Ironically, building a functioning immigration system does not require a master plan commandeering the entire federal government, unlike the current administration’s approach. Making it clear to Americans that there is a better way forward can be as simple as pointing out that the harms being done right now could be avoided, not by federal inaction, but by more constructive and reasonable action.
Axel’s family has been here for twenty years but has “barely scratched the surface of dealing with their status issues”—because there is no process for them to follow to become legal residents of the United States, and never has been. They are among millions of undocumented immigrants who have been in the United States for over a decade and have had no opportunity to fix their status. Axel himself (with DACA) and Beatriz’ neighbors with Temporary Protected Status are among millions more who the government granted some provisional protections, but who are now forced to plan their lives only a few months at a time out of fear that they will lose their safety from deportation and their ability to work legally.
The growth in the protected population—and even the number of people who have signed up for the Trump administration’s immigrant registry, which does not confer any protection from deportation and could even be used to facilitate it—shows how deep the desire is among immigrants living here for a way to fix their status. The problem is not with them, but with a government that has created a convoluted and limited system of legal immigration that, for all its ins and outs, doesn’t have a single door open to millions of the people who have been in the U.S. for years, contributing to American communities.
The U.S. could allow these people, or at least some of these people, to apply for legal status or to adjust their temporary protections to something more permanent that would allow them to seek U.S. citizenship, similar to permanent residents. This is something current U.S. law does not provide for, despite several proposals in Congress that have considered pathways to citizenship, often including rigorous screening or fines for being in violation of civil immigration law.
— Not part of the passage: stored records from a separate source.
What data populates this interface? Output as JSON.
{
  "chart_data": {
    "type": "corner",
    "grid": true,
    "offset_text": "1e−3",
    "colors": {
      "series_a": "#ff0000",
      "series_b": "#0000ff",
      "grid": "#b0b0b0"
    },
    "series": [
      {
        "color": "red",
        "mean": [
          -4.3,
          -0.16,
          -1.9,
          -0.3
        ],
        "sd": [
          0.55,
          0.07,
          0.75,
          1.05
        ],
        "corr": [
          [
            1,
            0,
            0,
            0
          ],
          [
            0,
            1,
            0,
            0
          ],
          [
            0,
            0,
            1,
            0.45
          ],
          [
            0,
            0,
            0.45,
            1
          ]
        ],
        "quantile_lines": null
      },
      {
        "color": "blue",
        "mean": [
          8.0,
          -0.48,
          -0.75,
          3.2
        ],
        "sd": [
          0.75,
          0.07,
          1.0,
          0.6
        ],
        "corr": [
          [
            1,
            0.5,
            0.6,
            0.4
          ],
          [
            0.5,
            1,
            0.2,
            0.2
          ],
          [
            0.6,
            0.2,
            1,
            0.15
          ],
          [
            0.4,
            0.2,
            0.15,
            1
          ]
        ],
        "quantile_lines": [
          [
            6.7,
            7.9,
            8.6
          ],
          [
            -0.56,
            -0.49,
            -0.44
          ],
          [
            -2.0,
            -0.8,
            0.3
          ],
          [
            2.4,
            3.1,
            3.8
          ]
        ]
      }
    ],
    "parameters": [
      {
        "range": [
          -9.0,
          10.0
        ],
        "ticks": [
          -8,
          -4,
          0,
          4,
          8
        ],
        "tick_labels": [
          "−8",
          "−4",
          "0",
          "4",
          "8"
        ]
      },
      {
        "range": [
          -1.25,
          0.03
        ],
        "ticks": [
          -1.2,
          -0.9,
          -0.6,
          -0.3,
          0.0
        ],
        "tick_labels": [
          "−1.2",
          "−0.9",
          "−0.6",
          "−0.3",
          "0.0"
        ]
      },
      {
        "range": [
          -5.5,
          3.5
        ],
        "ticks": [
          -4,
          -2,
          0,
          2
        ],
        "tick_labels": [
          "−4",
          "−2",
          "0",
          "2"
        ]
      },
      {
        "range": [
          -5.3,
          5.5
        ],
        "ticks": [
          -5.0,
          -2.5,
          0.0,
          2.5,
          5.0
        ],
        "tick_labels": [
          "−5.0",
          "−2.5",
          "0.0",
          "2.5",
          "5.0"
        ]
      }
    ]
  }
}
Asylum-seekers like Ilia could be permitted to seek asylum at ports of entry, in full accordance with existing law, and screened in an orderly and efficient fashion so that the government knows who has entered the country. They could resolve their asylum cases in a matter of months, not a matter of years—and if they won, the government could allow them to stay, rather than continuing to hold them in detention. A system that offers meaningful due process protections and a decision on a faster time frame would also reduce the harm for people who wait years for an outcome only to receive a negative decision. An efficient and fair adjudication system for those seeking legal and humanitarian protections could allow Axel’s local police to spend their time protecting people like his family as their mission requires, rather than staffing checkpoints to catch them or enforcing immigration laws they aren’t trained to understand.
Those who are arrested, like Yapa, could be treated like people who have violated civil federal laws, not abducted in the night like terrorists or kidnapping victims, and could be subjected to penalties proportionate to their violation rather than a system in which the only options are detention in deplorable conditions or deportation from the United States to one’s own native country—or somewhere worse.
The more humane option is often also the more efficient one. To hold people at Guantanamo Bay for a month, the Trump administration spent the equivalent of $15,300 per person per day; community-based alternatives to detention cost $4.20 per person per day. Keeping people like Ilia in detention is far more expensive than hiring more immigration judges and asylum officers to process cases quickly, so that people don’t have to spend years living in the United States before having a final decision on their cases. Offering appointed counsel for people in immigration proceedings would also ensure efficiency given the 3.7 million case backlog in the current system and serve as the best tool for ensuring people show up to court for their cases. Shows of force are more costly and less durable than investing in the infrastructure to better manage migration and legal processing.
It will take time, even under a different president, to rebuild the parts of the immigration system that have been destroyed and to move forward to a better, sustainable system in the future that balances fairness, humanity, and order. Starting that process will require understanding everything that has been done so far to tilt the system in favor of cruelty over predictability. Policymakers and the public—including, especially, immigrants themselves—will need to keep an eye on what this administration continues to do over its time in office, so that we know what has been broken and can, ultimately, fix it.